How unicellular mucus mold makes intelligent decisions without a central nervous system.
Having a memory of past events allows us to make smarter decisions about the future. Researchers at the Max-Planck Institute for Dynamics and Self-Organization (MPI-DS) and the Technical University of Munich (TUM) have already found that the slime mold Physarum polycephalum saves memories – even though there is no nervous system.
The ability to store and recover information gives the body a clear advantage in finding food or avoiding harmful environments. It is traditionally attributed to organisms that have a nervous system.
A new study by Mirna Kramar (MPI-DS) and Prof. Karen Alim (TUM and MPI-DS) challenges this view, revealing the surprising ability of a highly dynamic, single-celled organism to store and retrieve information about its environment.
A window to the past
The Physarum polycephalum has puzzled researchers for many decades. Existing at the crossroads between the kingdoms of animals, plants and fungi, this unique organism gives an idea of the early evolutionary history of eukaryotes – to which humans also belong.
Its body is a giant single cell made up of interconnected tubes that form complex networks. This single amoeba-like cell can extend several centimeters or even meters, posing as the largest cell on earth in the Guinness Book.

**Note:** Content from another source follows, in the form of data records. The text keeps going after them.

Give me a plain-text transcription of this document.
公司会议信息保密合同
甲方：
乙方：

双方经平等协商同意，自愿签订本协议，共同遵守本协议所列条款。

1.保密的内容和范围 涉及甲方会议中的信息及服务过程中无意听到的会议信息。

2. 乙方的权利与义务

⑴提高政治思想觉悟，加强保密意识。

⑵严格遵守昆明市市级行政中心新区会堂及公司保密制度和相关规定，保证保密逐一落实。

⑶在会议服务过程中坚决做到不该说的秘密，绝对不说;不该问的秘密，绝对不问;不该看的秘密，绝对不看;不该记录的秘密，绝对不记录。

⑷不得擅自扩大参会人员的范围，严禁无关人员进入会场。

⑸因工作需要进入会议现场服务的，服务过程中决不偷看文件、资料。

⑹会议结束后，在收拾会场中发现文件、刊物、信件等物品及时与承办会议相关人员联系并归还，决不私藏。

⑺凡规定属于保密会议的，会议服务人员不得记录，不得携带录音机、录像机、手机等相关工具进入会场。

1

Network architecture as memory
“It’s very exciting when a project develops from simple experimental observation,” said Karen Alim, head of the biological physics and morphogenesis group at MPI-DS in Göttingen and a professor of biological network theory at the Technical University of Munich.

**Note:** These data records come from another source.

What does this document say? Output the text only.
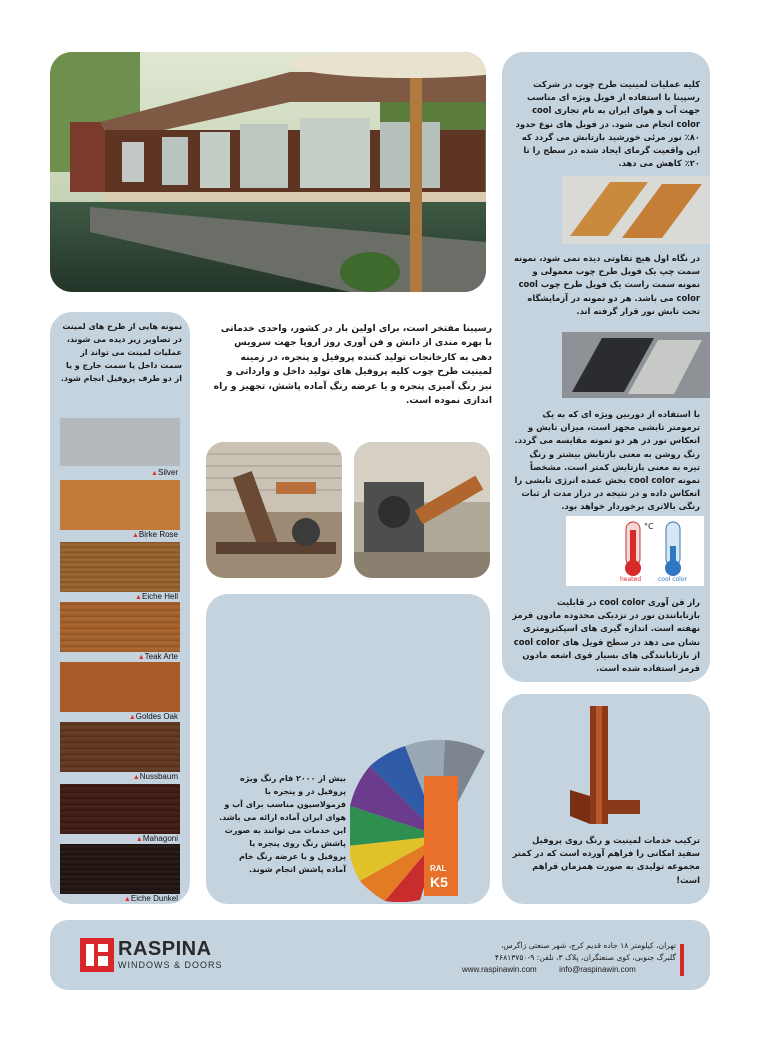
کلیه عملیات لمینیت طرح چوب در شرکت رسپینا با استفاده از فویل ویژه ای مناسب جهت آب و هوای ایران به نام تجاری cool color انجام می شود. در فویل های نوع حدود ۸۰٪ نور مرئی خورشید بازتابش می گردد که این واقعیت گرمای ایجاد شده در سطح را تا ۲۰٪ کاهش می دهد.

در نگاه اول هیچ تفاوتی دیده نمی شود، نمونه سمت چپ یک فویل طرح چوب معمولی و نمونه سمت راست یک فویل طرح چوب cool color می باشد. هر دو نمونه در آزمایشگاه تحت تابش نور قرار گرفته اند.

با استفاده از دوربین ویژه ای که به یک ترمومتر تابشی مجهز است، میزان تابش و انعکاس نور در هر دو نمونه مقایسه می گردد. رنگ روشن به معنی بازتابش بیشتر و رنگ تیره به معنی بازتابش کمتر است. مشخصاً نمونه cool color بخش عمده انرژی تابشی را انعکاس داده و در نتیجه در دراز مدت از ثبات رنگی بالاتری برخوردار خواهد بود.

°C
heated	cool color

راز فن آوری cool color در قابلیت بازتابانندن نور در نزدیکی محدوده مادون قرمز نهفته است. اندازه گیری های اسپکترومتری نشان می دهد در سطح فویل های cool color از بازتابانندگی های بسیار قوی اشعه مادون قرمز استفاده شده است.

رسپینا مفتخر است، برای اولین بار در کشور، واحدی خدماتی با بهره مندی از دانش و فن آوری روز اروپا جهت سرویس دهی به کارخانجات تولید کننده پروفیل و پنجره، در زمینه لمینیت طرح چوب کلیه پروفیل های تولید داخل و وارداتی و نیز رنگ آمیزی پنجره و یا عرضه رنگ آماده پاشش، تجهیز و راه اندازی نموده است.

نمونه هایی از طرح های لمینت در تصاویر زیر دیده می شوند، عملیات لمینت می تواند از سمت داخل یا سمت خارج و یا از دو طرف پروفیل انجام شود.

▲Silver
▲Birke Rose
▲Eiche Hell
▲Teak Arte
▲Goldes Oak
▲Nussbaum
▲Mahagoni
▲Eiche Dunkel

بیش از ۲۰۰۰ فام رنگ ویژه پروفیل در و پنجره با فرمولاسیون مناسب برای آب و هوای ایران آماده ارائه می باشد. این خدمات می توانند به صورت پاشش رنگ روی پنجره یا پروفیل و یا عرضه رنگ خام آماده پاشش انجام شوند.	RAL
K5

ترکیب خدمات لمینیت و رنگ روی پروفیل سفید امکانی را فراهم آورده است که در کمتر مجموعه تولیدی به صورت همزمان فراهم است!

RASPINA
WINDOWS & DOORS
تهران، کیلومتر ۱۸ جاده قدیم کرج، شهر صنعتی زاگرس،
گلبرگ جنوبی، کوی صنعتگران، پلاک ۳، تلفن: ۹-۴۶۸۱۳۷۵۰
www.raspinawin.com	info@raspinawin.com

When researchers traced the process of migration and nutrition of the body and noticed a clear imprint of a food source on the model of thicker and thinner tubes on the network long after eating.
“Given the highly dynamic reorganization of the P. polycephalum network, the persistence of this footprint gave rise to the idea that the network architecture itself could serve as a memory of the past,” says Karen Alim. First, however, they had to explain the mechanism behind the imprint.
Decisions are guided by memories
To this end, the researchers combined microscopic observations of pipe network adaptation with theoretical modeling. Encountering food causes the release of a chemical that travels from where food is found throughout the body and softens the tubes in the network, causing the whole body to reorient its migration to food.
“Gradual softening is where fingerprints from previous food sources exist and where information is stored and retrieved,” says first author Mirna Kramar. “Past feeding events are embedded in the hierarchy of tube diameters, in particular the arrangement of thick and thin tubes in the net.”
“For the emollient chemical that is now being transported, the thick pipes in the network act as highways in the traffic networks, which allows fast transport throughout the body,” adds Mirna Kramar. “Previous meetings, sealed in the network architecture, thus weigh on the decision on the future direction of migration.”
Design based on universal principles
“Given the simplicity of this living network, Physarum’s ability to form memories is intriguing. It’s remarkable that the body relies on such a simple mechanism and yet controls it in such a subtle way, “says Karen Alim.
“These results are an important part of the puzzle in understanding the behavior of this ancient organism and at the same time point to the universal principles underlying the behavior. We anticipate potential applications of our discoveries in the design of intelligent materials and the construction of soft robots that move through complex environments, ”concludes Karen Alim.
Reference: “Memory coding in the hierarchy of the diameter of the pipe of the network of living streams” by Mirna Kramar and Karen Alim, February 23, 2021, Notices of the National Academy of Sciences.